The Country Liberal Party is promising grants of up to $50,000 for new home builders if it wins the election, and Labor is expected to announce its own incentives before the August poll.

Addressing the shocking rise in the crime rate is also crucial if we want more people to move here and stay.

But the people with the real power to pull some levers on our population issues are based in Canberra.

About 100 extra troops are moving to the Top End following the Defence Strategic Review. That’s only about 10 per cent of the number that have moved south over the past decade, and despite the DSR making clear our biggest military threat is a lot closer to Darwin than Duntroon.

And now, as our southern cities choke and the cost of living rises out of control, the Federal Government has promised to halve the number of international students it allows into the country.

Charles Darwin University vice-chancellor Scott Bowman was in Canberra last week trying to convince the relevant ministers that if this policy was enacted universally, it would be a disaster for his university and the Territory more broadly.

“Up here in the Northern Territory we are absolutely desperate for people, we have got staff shortages in just about everything and we need people here,” Bowman says.

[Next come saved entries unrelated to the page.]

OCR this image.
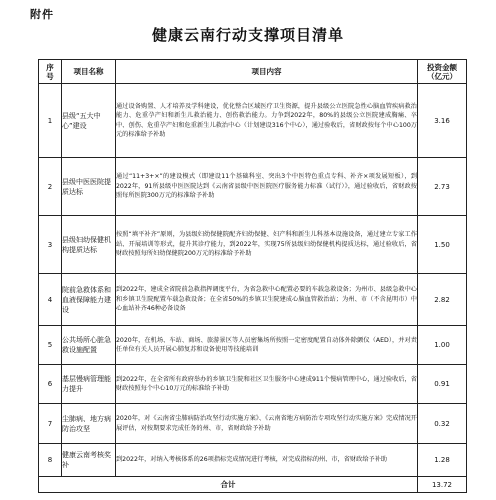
附件
健康云南行动支撑项目清单
序
号	项目名称	项目内容	投资金额
（亿元）

1	县级“五大中心”建设	通过设备购置、人才培养及学科建设，优化整合区域医疗卫生资源，提升县级公立医院急性心脑血管疾病救治能力、危重孕产妇和新生儿救治能力、创伤救治能力。力争到2022年，80%的县级公立医院建成胸痛、卒中、创伤、危重孕产妇和危重新生儿救治中心（计划建设316个中心），通过验收后，省财政按每个中心100万元的标准给予补助	3.16
2	县级中医医院提质达标	通过“11+3+×”的建设模式（即建设11个基础科室、突出3个中医特色重点专科、补齐×项发展短板），到2022年，91所县级中医医院达到《云南省县级中医医院医疗服务能力标准（试行）》，通过验收后，省财政按照每所医院300万元的标准给予补助	2.73
3	县级妇幼保健机构提质达标	按照“填平补齐”原则，为县级妇幼保健院配齐妇幼保健、妇产科和新生儿科基本设施设备，通过建立专家工作站、开展培训等形式，提升其诊疗能力，到2022年，实现75所县级妇幼保健机构提质达标，通过验收后，省财政按照每所妇幼保健院200万元的标准给予补助	1.50
4	院前急救体系和血液保障能力建设	到2022年，建成全省院前急救指挥调度平台，为省急救中心配置必要的车载急救设备；为州市、县级急救中心和乡镇卫生院配置车载急救设备；在全省50%的乡镇卫生院建成心脑血管救治站；为州、市（不含昆明市）中心血站补齐46种必备设备	2.82
5	公共场所心脏急救设施配置	2020年，在机场、车站、商场、旅游景区等人员密集场所按照一定密度配置自动体外除颤仪（AED），并对责任单位有关人员开展心肺复苏和设备使用等技能培训	1.00
6	基层慢病管理能力提升	到2022年，在全省所有政府举办的乡镇卫生院和社区卫生服务中心建成911个慢病管理中心，通过验收后，省财政按照每个中心10万元的标准给予补助	0.91
7	尘肺病、地方病防治攻坚	2020年，对《云南省尘肺病防治攻坚行动实施方案》、《云南省地方病防治专项攻坚行动实施方案》完成情况开展评估，对按期要求完成任务的州、市，省财政给予补助	0.32
8	健康云南考核奖补	到2022年，对纳入考核体系的26项指标完成情况进行考核，对完成指标的州、市，省财政给予补助	1.28
合计			13.72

It seems likely the Commonwealth will make an exception for the Territory when it comes to international students, but what’s really needed is a concrete policy to develop the population of the north.

It’s a well-known fact that the number of federal politicians coming to Darwin is inversely proportionate to the relative humidity.

As they board their jets and head north to escape the southern winter, they would be well advised to get out their napkins and start hatching a plan.